Sunday, October 16, 2011

US Supreme Court

The court will decide-this year I suspect-whether the government/police can attach a GPS tracking devise on a suspects car without a warrant. This is the U.S. v. Jones 2011 case. The court ruled in 1983 that the police did not need a warrant to "attach a 'bird dog' to a suspects vehicle" (I don't know what a "bird dog" is. More research will be needed). That case was U.S. v. Knotts. In 2001 the court ruled on the issue of the police use of "thermal imaging technology" in Kyllo v. U.S. I will need to do more research, but I believe the court ruled that search to be an unreasonable search, thus unconstitutional.
(Source: Internet search on FindLaw.com on this date)

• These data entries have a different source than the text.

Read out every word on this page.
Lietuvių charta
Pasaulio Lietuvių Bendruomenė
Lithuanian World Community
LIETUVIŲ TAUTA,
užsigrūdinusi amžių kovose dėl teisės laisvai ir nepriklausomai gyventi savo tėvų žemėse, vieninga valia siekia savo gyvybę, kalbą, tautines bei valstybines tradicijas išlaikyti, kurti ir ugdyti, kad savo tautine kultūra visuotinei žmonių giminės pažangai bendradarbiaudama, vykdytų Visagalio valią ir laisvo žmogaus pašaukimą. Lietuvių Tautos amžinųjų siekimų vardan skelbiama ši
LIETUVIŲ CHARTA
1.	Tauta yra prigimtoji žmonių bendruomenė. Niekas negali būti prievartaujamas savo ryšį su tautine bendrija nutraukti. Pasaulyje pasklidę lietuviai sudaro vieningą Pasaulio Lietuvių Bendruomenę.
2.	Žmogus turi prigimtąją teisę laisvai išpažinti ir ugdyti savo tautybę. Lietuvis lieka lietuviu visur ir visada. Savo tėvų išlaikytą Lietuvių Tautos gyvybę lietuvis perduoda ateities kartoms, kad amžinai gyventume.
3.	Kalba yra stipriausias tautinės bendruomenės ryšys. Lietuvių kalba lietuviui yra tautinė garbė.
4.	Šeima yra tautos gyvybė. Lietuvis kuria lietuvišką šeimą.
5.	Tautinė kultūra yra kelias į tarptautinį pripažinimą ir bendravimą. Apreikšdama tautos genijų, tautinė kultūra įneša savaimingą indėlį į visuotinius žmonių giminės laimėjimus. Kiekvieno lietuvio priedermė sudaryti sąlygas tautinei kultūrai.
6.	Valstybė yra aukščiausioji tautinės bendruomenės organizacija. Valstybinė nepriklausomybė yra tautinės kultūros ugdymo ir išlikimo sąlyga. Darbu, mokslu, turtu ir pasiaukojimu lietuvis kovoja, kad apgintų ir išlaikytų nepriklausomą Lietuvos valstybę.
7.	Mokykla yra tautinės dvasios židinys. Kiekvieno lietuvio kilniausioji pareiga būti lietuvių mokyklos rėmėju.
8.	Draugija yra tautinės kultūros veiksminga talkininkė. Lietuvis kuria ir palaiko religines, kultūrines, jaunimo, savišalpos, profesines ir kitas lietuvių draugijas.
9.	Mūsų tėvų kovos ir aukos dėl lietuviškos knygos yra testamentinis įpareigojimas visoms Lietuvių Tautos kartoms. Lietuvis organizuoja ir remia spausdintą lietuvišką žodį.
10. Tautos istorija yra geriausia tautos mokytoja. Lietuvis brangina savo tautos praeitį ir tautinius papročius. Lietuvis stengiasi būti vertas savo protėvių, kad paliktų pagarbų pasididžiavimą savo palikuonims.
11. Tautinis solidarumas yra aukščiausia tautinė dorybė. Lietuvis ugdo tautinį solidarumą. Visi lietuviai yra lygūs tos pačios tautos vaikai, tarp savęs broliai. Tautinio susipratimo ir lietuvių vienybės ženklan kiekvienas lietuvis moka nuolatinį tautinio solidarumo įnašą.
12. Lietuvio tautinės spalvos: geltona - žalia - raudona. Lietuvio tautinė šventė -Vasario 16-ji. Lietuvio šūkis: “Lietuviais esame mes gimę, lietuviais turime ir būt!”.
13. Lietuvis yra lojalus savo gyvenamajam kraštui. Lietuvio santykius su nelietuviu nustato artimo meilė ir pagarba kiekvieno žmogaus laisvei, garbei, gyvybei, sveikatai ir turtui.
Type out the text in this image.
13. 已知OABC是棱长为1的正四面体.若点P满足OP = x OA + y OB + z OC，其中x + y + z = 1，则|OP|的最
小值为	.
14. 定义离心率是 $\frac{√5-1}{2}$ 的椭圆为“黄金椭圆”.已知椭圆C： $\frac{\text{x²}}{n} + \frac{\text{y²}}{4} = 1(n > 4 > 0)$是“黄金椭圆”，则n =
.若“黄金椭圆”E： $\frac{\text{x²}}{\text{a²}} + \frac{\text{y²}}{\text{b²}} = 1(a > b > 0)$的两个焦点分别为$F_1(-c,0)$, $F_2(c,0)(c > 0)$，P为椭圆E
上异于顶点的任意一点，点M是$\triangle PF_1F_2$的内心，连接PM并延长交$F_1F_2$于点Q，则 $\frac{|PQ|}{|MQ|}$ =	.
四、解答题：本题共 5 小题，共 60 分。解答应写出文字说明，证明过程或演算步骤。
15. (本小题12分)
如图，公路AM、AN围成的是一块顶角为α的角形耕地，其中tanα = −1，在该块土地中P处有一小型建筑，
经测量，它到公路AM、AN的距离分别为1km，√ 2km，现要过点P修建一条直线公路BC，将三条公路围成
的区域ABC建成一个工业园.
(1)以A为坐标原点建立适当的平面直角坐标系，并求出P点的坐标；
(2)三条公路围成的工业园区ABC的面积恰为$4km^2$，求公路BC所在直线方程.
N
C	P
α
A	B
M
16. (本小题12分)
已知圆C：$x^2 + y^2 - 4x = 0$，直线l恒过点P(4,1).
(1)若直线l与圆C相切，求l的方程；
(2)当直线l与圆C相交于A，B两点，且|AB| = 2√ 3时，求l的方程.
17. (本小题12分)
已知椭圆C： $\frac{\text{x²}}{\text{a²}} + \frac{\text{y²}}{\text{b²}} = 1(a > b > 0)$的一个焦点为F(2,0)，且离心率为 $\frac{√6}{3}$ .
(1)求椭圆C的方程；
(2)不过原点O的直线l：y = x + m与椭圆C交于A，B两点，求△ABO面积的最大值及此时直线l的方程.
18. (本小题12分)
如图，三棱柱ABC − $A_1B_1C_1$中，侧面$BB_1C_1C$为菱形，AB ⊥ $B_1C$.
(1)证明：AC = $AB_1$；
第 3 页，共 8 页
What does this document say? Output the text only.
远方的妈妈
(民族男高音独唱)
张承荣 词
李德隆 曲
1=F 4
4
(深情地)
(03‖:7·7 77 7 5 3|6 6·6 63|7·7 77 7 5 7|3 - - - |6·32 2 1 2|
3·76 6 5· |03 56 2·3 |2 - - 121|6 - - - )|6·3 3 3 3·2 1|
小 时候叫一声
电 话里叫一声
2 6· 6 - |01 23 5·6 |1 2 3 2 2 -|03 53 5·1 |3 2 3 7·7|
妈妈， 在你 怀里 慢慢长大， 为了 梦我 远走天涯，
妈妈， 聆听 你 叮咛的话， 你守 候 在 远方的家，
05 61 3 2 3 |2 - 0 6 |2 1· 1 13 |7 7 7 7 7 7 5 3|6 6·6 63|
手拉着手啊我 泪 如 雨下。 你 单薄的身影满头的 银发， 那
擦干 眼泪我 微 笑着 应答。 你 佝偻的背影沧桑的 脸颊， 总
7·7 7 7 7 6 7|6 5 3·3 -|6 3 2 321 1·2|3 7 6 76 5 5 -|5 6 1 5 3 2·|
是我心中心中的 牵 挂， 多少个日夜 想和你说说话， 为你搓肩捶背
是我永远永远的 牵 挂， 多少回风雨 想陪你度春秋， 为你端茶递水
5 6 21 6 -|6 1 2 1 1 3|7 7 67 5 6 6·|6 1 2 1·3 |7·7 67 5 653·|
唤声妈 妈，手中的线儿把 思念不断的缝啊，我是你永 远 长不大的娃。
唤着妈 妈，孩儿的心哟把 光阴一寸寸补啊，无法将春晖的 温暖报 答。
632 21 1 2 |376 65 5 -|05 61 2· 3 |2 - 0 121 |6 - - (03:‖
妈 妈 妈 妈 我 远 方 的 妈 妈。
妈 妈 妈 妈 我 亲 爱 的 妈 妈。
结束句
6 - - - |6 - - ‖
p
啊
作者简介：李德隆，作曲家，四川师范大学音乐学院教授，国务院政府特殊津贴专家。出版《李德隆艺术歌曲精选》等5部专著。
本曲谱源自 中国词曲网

Update. The SC will hear the GPS case this November; the Virginian Pilot newspaper from Virginia Beach, VA states their belief that the search in this case was illegal. In the Jones case the police believed Jones was a drug dealer, they sought and were issued a search warrant that allowed them to place the GPS on his private vehicle, but they failed to act on the warrant within the 10 days the warrant specified making the warrant "invalid". It appears from this source that the issue is the warrantless nature of the search and not the GPS device itself. The police may have been correct in their actions if they had gotten a valid warrant-at least according to this newspaper.